Santa (Javier Bardem), işten çıkarılmasını hiç hazmedememiş, ama içinde bulunduğu durum hayata tutunmasına engel olmamış, dalgacı, çapkın ve fırsatlara karşı hep uyanık bir adam. Grev karışıklığı sırasında kırdığı sokak lambası nedeniyle kendisine açılan yüksek meblağlı tazminat davası yüzünden başı dertte. Arada geceleri zengin ailelerin çocuk bakıcılığına giden Rico'nun kızı Nata'nın yerine geçerek bakıcılık ücretinden pay alıyor. Jose (Luis Tosar), Santa'ya göre sessiz, içine kapanık ve artık öfkesini kanıksamış. Onun en büyük derdi, kendi işsizken karısı Ana'nın bir balık fabrikasında çalışıyor olmasından dolayı duyduğu eziklik. En büyük korkusu da karısının birgün onu terk edecek olması. Kredi çekmek istiyorlar ama bankalar hep Ana'yı muhatap aldıkları için gururu öfkeye dönüşüyor. Lino (José Ángel Egido) işsiz kalması sonrası iş başvurularına katılmaktan hiç vazgeçmemiş, fakat yaş sınırına takılan, yarı yaşındaki diğer adaylar gibi genç görünmek adına saçını boyayan, oğlunun kıyafetlerine dadanan bir karakter. Oğlundan bilgisayar dersleri alarak çağı yakalamaya çalışıyor. En yaşlıları ve suratsızları olan Amador (Celso Bugallo) ise bardaki sabit yerinde gamlı baykuş gibi karamsarlığıyla arada bir söz alıyor. Bir yandan da herkesi karısının seyahatten bugün yarın döneceği konusunda ikna etmeye çalışıyor.

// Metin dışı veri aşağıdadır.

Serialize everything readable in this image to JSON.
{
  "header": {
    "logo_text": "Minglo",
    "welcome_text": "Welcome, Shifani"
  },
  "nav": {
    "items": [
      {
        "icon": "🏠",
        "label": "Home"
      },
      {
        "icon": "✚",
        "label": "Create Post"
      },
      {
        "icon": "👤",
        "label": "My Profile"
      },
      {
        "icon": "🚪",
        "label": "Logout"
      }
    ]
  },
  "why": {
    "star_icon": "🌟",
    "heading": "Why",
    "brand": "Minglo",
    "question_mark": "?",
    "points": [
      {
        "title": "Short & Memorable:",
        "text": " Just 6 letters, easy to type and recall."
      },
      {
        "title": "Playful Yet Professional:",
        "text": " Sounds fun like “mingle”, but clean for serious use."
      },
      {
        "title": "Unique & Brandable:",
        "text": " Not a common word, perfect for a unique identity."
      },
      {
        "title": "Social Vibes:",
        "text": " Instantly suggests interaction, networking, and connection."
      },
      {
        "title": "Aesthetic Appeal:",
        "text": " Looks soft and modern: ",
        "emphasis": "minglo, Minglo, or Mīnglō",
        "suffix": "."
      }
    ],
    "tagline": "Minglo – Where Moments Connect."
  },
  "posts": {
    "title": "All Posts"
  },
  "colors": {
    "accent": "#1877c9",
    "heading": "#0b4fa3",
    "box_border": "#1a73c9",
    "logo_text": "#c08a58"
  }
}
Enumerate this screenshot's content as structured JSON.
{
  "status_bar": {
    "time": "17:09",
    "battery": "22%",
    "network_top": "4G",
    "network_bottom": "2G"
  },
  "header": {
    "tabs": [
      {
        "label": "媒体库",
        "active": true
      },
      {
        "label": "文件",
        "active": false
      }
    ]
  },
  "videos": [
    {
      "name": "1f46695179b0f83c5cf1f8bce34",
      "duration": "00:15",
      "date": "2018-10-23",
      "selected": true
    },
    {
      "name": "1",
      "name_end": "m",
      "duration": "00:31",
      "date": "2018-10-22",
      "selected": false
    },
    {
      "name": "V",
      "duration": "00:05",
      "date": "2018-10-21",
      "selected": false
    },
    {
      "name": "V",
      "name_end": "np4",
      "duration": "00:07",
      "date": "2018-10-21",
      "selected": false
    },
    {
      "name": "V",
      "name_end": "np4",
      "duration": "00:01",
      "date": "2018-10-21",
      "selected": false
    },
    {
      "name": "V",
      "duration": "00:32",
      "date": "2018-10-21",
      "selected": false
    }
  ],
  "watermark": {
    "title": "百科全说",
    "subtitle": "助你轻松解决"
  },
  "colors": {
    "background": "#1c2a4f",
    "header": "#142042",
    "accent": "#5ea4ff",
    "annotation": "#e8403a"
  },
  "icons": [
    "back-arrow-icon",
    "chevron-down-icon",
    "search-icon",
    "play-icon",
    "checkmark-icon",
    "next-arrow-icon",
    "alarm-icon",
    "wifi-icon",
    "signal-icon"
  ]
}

Aranoa, içten ve gerçekçi gözlemlere dayalı olduğunu düşündüren karakterlerini tasarlayıp onların birbirleriyle olan samimiyetlerini, atışmalarını, sisteme karşı bastırılmış öfkelerini ince detaylarla sağlama aldıktan sonra her birine yakın plan girmeye başlıyor. Saymakla bitmeyecek bu detaylar, her bir karakterin yaşamlarından kesitlere meze oluyor. Dengeli ve incelikli bir kurguyla özellikle Santa, Jose ve Lino'nun bu sıkıntılı süreçlerini mizah ve hüzün birlikteliği içinde tecrübe ediyoruz. Bu beraber ve solo skeçlerin bütünlüğü bozmaması, tam aksine bütünlüğün kendisini oluşturması hayranlık veriyor. Santa, Jose, Lino üçlüsünün hikayelerinden üç film birden çıkaran Aranoa, bunlara Amador'u da usul usul dahil edip, filmin en derin darbelerinden birini buradan vuracağının sinyallerini veriyor adeta. Hepsi hayatın içinden, her ülkenin başına gelmiş, her ferdi yaralamış, halen de vahşi sıfatını uygun gördüğümüz kapitalizmin yaralamayı sürdürdüğü tanıdık hikayeler bunlar. Filmin üzerine çökmüş kara bulutların mizahı da kara yapması kaçınılmaz. Bu öyle bir talihsizliktir ki, beleş izlediğiniz maçın golünü göremezsiniz, haklı öfkenizin dışavurumunun üzerine bir de tazminat ödemeye mahkum edilirsiniz, saçlarınıza düşen akları saklamak için sürdüğünüz boya akar, parasız gittiğiniz markette market arabası yerine midenizi doldurmak zorunda kalırsınız, kaynakçı olarak işsiz kalsanız bile hayallerinizde İsviçre'ye kayağa gidebilirsiniz.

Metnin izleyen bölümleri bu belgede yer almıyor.